Bonds, bills, and notes are typical examples of these.
- Cash and equivalents
Cash and equivalents are investments that are considered as good as cash. This is because they’re highly liquid or easy to convert to cash when you need to.
- Pooled funds
Some pooled funds include both ownership and debt vehicles in their portfolios. This offers advantages, like giving your money the potential to grow while benefitting from regular income at the same time.
Cash equivalents can also be included in certain pooled funds for liquidity purposes.
Frequently asked questions about investment vehicles
1. What are the best investment vehicles in the Philippines?
The best investment vehicle largely depends on your situation and preferences. There are factors to consider like your risk profile, money goal, and time horizon.
You should know how much risk you can take, how long you’ll invest, and the amount of money you’d like to achieve. Then, you can start looking into choices that fit your goals.

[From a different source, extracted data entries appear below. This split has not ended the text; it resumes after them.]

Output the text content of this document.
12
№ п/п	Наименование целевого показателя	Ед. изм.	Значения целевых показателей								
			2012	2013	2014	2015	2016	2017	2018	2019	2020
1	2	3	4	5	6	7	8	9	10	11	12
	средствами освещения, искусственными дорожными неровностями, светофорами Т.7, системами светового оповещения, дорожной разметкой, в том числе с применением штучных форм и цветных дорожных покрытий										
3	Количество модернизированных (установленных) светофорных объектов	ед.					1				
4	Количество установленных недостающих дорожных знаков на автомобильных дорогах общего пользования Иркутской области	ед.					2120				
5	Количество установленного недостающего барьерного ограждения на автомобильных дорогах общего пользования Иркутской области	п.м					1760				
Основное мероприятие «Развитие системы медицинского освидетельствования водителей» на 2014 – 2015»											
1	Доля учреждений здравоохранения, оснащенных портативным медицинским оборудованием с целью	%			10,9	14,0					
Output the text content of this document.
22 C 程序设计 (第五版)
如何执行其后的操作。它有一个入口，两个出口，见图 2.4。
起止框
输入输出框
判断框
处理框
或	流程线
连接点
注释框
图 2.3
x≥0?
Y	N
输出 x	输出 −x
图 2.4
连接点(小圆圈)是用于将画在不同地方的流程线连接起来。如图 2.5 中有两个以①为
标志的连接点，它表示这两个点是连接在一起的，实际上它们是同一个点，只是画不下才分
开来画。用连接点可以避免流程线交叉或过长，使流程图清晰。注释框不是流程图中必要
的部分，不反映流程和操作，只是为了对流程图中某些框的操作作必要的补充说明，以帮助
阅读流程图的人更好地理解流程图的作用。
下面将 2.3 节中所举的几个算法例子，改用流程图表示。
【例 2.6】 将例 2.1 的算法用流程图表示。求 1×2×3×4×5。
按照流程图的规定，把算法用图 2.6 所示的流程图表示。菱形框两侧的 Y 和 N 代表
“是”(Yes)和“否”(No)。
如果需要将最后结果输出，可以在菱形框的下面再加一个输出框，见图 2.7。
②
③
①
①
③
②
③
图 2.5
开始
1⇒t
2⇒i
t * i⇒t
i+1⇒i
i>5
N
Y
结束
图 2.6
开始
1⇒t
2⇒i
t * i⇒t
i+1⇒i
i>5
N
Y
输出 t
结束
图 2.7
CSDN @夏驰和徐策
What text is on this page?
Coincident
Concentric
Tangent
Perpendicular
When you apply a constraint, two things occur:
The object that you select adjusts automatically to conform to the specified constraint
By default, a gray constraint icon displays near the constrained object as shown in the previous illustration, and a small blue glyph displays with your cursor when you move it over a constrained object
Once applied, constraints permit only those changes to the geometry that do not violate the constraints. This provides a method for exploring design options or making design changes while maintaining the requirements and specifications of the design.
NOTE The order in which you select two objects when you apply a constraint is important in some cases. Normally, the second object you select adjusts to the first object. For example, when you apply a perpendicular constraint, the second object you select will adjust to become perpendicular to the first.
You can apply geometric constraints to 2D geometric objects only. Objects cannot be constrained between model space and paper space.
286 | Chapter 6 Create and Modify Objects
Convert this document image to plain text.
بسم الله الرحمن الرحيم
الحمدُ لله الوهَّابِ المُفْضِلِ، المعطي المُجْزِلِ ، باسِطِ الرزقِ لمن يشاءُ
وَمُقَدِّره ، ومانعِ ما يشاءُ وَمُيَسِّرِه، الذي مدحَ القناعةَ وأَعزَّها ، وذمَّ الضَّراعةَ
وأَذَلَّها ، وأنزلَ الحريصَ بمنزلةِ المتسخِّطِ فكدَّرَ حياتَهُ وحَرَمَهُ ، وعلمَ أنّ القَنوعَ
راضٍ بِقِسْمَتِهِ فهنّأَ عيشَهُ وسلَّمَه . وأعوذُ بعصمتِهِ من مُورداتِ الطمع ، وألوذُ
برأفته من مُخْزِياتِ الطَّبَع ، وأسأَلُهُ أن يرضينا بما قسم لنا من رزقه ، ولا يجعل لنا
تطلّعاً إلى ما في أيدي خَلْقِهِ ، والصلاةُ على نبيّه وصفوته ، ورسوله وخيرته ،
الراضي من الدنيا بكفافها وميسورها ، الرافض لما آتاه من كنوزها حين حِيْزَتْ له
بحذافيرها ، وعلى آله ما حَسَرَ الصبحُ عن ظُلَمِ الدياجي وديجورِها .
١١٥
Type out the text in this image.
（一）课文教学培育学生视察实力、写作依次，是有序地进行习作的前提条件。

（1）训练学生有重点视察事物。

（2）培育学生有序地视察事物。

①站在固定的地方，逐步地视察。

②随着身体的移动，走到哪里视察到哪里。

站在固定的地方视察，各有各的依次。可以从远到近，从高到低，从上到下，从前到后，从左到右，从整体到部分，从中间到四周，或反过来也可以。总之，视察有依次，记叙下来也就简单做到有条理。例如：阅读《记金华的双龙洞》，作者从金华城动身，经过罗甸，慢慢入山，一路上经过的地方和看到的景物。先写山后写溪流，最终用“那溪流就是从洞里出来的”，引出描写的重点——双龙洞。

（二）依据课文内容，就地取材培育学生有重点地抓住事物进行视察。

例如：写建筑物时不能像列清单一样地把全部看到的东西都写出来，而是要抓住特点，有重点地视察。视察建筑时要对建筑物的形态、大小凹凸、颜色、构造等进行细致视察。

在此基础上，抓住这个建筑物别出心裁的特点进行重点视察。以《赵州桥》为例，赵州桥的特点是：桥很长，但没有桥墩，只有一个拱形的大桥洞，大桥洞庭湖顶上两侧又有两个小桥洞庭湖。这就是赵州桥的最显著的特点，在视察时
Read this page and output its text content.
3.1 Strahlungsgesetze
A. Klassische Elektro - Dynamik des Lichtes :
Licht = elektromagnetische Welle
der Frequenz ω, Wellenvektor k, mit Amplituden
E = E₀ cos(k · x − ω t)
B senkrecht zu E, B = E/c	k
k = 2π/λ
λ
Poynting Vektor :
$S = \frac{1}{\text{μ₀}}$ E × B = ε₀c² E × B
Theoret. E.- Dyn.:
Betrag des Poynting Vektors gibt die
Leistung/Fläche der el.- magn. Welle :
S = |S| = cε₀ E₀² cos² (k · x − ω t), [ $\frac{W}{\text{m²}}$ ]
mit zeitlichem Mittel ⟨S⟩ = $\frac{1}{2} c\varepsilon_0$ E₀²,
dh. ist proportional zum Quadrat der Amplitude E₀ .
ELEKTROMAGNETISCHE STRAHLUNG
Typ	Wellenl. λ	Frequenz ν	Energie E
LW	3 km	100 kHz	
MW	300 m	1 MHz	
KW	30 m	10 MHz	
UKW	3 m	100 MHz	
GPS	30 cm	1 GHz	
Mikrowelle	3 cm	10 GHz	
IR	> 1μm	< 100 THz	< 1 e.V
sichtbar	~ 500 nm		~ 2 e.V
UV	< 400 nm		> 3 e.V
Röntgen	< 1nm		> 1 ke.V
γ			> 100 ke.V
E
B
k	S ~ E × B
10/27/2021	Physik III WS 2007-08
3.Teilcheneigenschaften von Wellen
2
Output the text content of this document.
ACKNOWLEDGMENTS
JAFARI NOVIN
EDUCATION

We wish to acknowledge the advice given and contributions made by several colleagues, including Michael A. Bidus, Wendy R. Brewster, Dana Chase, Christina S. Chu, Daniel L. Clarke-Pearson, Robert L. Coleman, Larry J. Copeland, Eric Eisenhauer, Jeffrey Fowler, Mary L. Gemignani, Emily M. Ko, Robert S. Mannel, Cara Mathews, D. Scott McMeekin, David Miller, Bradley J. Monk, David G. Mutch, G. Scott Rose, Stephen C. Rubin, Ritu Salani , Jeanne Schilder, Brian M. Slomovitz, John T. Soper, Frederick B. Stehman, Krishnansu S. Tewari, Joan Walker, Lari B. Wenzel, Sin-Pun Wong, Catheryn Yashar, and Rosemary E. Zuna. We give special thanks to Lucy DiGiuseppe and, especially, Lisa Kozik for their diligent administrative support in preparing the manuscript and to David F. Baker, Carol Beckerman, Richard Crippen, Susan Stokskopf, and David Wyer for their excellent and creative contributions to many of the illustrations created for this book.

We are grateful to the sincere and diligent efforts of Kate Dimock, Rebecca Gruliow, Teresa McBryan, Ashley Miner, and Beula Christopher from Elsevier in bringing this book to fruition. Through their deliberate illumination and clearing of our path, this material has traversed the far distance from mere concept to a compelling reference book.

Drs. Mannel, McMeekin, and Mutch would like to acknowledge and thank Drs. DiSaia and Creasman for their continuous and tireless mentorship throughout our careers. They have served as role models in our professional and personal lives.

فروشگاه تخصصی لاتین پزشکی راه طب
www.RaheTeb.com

2. What is a safe investment vehicle?
There are no risk-free investments, but some are less risky and are therefore considered “safer” than others. Low-risk investments include Money Market instruments which are suitable even for conservative investors.
Keep in mind that the lower the risk, the lower your potential returns.
3. Which investment vehicle has the most risk?
Investments with values that rise and fall quickly and significantly are the ones that pose higher levels of risk. They are also the most likely to grow your money since potential returns rise as risks increase.
These investment vehicles include stocks and funds that invest mostly in stocks. If you have an aggressive risk appetite, you may consider adding these assets to your portfolio.
There are also systemic and systematic risks that you might face while investing.